Meeting of the Parliament 18 December 2025
I congratulate my colleague Alasdair Allan on securing this debate and standing up for his constituents.
Six months ago, Scotland’s fishing industry found itself being sold out, yet again, by a UK Government, this time under Labour. To soften the blow of conceding fishing access to European trawlers for a further 12 years under its EU reset deal, Labour announced a £360 million fishing and coastal growth fund to
“modernise Britain’s fishing fleet, deliver new training and skills to back the next generation of fishers and promote the seafood sector to export our high-quality produce across the world.”
Labour committed to working with the industry
“to target investment where it matters most.”
A casual observer might have thought that a fishing fund would have been targeted where the most significant fishing takes place and at the local communities that are involved in that activity. That was certainly the case under the previous European maritime and fisheries fund, under which Scotland received approximately 46 per cent of the UK’s total funding.
However, to the horror of Scotland’s coastal communities and the acquiescence of Labour parliamentarians, only one of whom is here in the chamber today, minister of state Angela Eagle MP confirmed that Scotland would receive a paltry allocation of less than 8 per cent, despite the fact that Scottish vessels account for 70 per cent of total UK landings, 63 per cent of the total value of fish landed and 40 per cent of the fishermen. Shetland alone lands more fish than England, Wales and Northern Ireland combined.
The reaction from fishermen has been fierce. Sheila Keith, executive officer of the Shetland Fishermen’s Association, said:
“This allocation is not just inadequate—it’s a betrayal of Scotland’s fishing communities ... we’ve been handed a dismal fraction of the support we need to modernise and sustain our industry.”
Elspeth Macdonald, chief executive of the Scottish Fishermen’s Federation, said:
“This has gone from being a consolation prize to now being a booby prize. It’s hard to feel that this”
UK
“government cares one jot about the Scottish fishing industry. Sold out by the Prime Minister through the EU re-set, told that we would have this fund to help support the industry for the future, only now to find that Scotland’s share is close to derisory.”
Faced with such a staggering injustice and betrayal of his constituents perpetrated by his own Government, Western Isles Labour MP Torcuil Crichton said:
“There is a question of fairness in the geographical distribution of the fund, and the Minister should consider that; I hope the funding will be reviewed in due course”.—[Official Report, House of Commons, 23 October 2025; Vol 773, c 1112.]

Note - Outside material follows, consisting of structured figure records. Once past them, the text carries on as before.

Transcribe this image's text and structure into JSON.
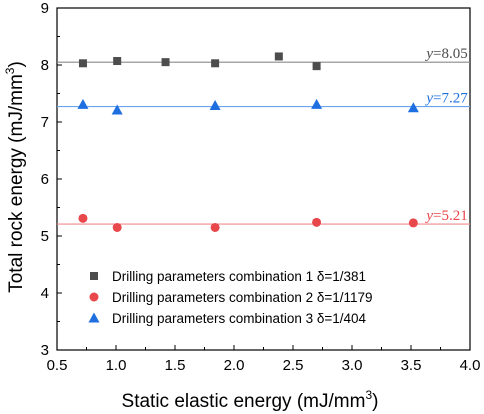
{
  "chart_data": {
    "type": "scatter",
    "xlabel": "Static elastic energy (mJ/mm",
    "xlabel_sup": "3",
    "xlabel_end": ")",
    "ylabel": "Total rock energy (mJ/mm",
    "ylabel_sup": "3",
    "ylabel_end": ")",
    "xlim": [
      0.5,
      4.0
    ],
    "ylim": [
      3,
      9
    ],
    "xticks": [
      "0.5",
      "1.0",
      "1.5",
      "2.0",
      "2.5",
      "3.0",
      "3.5",
      "4.0"
    ],
    "xtick_values": [
      0.5,
      1.0,
      1.5,
      2.0,
      2.5,
      3.0,
      3.5,
      4.0
    ],
    "yticks": [
      "3",
      "4",
      "5",
      "6",
      "7",
      "8",
      "9"
    ],
    "ytick_values": [
      3,
      4,
      5,
      6,
      7,
      8,
      9
    ],
    "grid": false,
    "legend_position": "bottom-right",
    "series": [
      {
        "name": "Drilling parameters combination 1 δ=1/381",
        "marker": "square",
        "color": "#4d4d4d",
        "line_color": "#8a8a8a",
        "fit_value": 8.05,
        "fit_label_var": "y",
        "fit_label_eq": "=8.05",
        "points": [
          [
            0.72,
            8.03
          ],
          [
            1.01,
            8.07
          ],
          [
            1.42,
            8.05
          ],
          [
            1.84,
            8.03
          ],
          [
            2.38,
            8.15
          ],
          [
            2.7,
            7.98
          ]
        ]
      },
      {
        "name": "Drilling parameters combination 2 δ=1/1179",
        "marker": "circle",
        "color": "#e8474b",
        "line_color": "#f08a8c",
        "fit_value": 5.21,
        "fit_label_var": "y",
        "fit_label_eq": "=5.21",
        "points": [
          [
            0.72,
            5.31
          ],
          [
            1.01,
            5.15
          ],
          [
            1.84,
            5.15
          ],
          [
            2.7,
            5.24
          ],
          [
            3.52,
            5.23
          ]
        ]
      },
      {
        "name": "Drilling parameters combination 3 δ=1/404",
        "marker": "triangle",
        "color": "#1f6fe0",
        "line_color": "#6aa3ee",
        "fit_value": 7.27,
        "fit_label_var": "y",
        "fit_label_eq": "=7.27",
        "points": [
          [
            0.72,
            7.31
          ],
          [
            1.01,
            7.21
          ],
          [
            1.84,
            7.29
          ],
          [
            2.7,
            7.31
          ],
          [
            3.52,
            7.25
          ]
        ]
      }
    ]
  }
}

Stirring stuff indeed there from Mr Crichton. One wonders what Torcuil Crichton the journalist would have made of such a meek response had it come from his predecessor, or any Scottish National Party or, indeed, Tory MP.
The approach of the Labour Government, sadly echoed by members on the Labour front bench in this Parliament, has been to deflect, buck pass and blame those who had the temerity to call for funding to be devolved. Time and again, Ms Eagle said the Barnett formula had to be applied, and if we did not like it, we should find the money from devolved budgets.
This is desperate stuff. There is no legal or constitutional requirement that sector-specific funding be allocated according to Barnett. Whether it was the previous UK Government short-changing the Scottish Government of expected Barnett consequentials when it rolled out the levelling up fund to communities around the UK, or Theresa May’s deal with the Democratic Unionist Party for £1 billion to Northern Ireland, there is a whole catalogue of examples to the contrary. This is a political decision by Labour that sees it value a fisherman in England more than 14 times more than a colleague in Peterhead, Lerwick, Stornoway or Ayrshire.
Labour is not the first UK Government to demonstrate that it does not understand, value or care about the Scottish fishing industry; sadly, I doubt that it will be the last. The Labour Government should, as a matter of urgency, reform the allocations to deliver a fair and equitable outcome for Scotland’s fishermen.
This episode demonstrates yet again that, for Westminster, fishing will always be an afterthought at best. The only way that we can secure the long-term future of this vital Scottish industry is through the full powers of an independent country.